Valérian Giesz – Quandela
Il y aurait 1000 façons différentes d’expliquer l’ordinateur quantique. Pour ma part, j’aime bien partir de la différence avec l’informatique actuelle. Dans un ordinateur classique, se trouvent aujourd’hui des transistors. Ceux-ci vont calculer des 1 ou des 0, de la manière la plus rapide possible. L’ordinateur quantique abrite lui des qubits. Ce n’est plus 1 ou 0, mais plutôt 1 et 0. En effet, le calculateur est capable de proposer une superposition d’état. Cette approche n’a rien de nouveau. Elle remonte en fait à Einstein et tous les savants de la théorie quantique. Depuis 50 ans, une série d’expériences a permis de démontrer que ce concept existait réellement et que l’on pouvait donc l’appliquer à des problèmes complexes. Une autre manière très simple de comprendre l’informatique quantique consiste à utiliser l’image du labyrinthe. L’ordinateur classique va tester tous les chemins possibles, un par un, pour trouver le plus court. L’ordinateur quantique va lui pouvoir avancer de façon plus diffuse, puisqu’à chaque intersection il ne va pas aller à droite ou à gauche, mais simultanément dans les deux directions. Il ira donc plus vite que son concurrent.

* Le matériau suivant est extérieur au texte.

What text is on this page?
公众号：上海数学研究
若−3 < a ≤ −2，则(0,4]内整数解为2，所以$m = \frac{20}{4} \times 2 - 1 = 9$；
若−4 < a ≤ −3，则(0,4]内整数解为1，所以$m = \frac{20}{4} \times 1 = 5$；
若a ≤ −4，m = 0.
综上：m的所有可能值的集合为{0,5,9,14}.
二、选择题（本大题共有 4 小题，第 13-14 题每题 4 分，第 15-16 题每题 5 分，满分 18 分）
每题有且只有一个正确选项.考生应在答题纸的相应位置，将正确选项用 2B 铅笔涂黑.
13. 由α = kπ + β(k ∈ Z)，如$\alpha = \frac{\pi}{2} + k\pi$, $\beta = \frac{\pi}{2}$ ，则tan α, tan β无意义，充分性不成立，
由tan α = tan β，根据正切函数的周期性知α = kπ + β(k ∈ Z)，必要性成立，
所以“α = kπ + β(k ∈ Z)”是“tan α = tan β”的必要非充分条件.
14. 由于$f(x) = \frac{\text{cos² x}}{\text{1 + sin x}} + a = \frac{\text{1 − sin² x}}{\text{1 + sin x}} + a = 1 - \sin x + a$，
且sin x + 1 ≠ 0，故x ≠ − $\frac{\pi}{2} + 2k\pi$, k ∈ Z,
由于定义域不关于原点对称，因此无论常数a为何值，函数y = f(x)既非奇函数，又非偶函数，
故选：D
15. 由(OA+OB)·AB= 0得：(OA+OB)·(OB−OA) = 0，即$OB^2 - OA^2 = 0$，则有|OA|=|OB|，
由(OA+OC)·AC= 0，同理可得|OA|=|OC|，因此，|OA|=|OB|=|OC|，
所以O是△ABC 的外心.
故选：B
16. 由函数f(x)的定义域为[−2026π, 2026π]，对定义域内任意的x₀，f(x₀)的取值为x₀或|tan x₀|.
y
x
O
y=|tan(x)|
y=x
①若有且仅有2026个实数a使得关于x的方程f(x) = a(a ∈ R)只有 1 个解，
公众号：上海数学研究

Pourquoi un tel emballement actuellement sur cette technologie associée à un concept déjà ancien ?
Olivier Tonneau – Quantonation
Ce qui est nouveau aujourd’hui dans le monde de l’informatique quantique, c’est que nous sortons de la recherche initiale pour passer aux applications. Nous arrivons au stade de l’ingénierie. Il s’agit désormais de transformer les expériences de laboratoire en de véritables machines implémentables dans des centres de calcul haute performance. Il ne semble plus exister de barrières technologiques pour donner naissance à ce fameux ordinateur quantique. L’heure est venue de passer de la théorie à la pratique. D’ailleurs de grands groupes privés comme IBM, Google ou Microsoft l’ont compris puisqu’ils investissent désormais massivement dans cette technologie.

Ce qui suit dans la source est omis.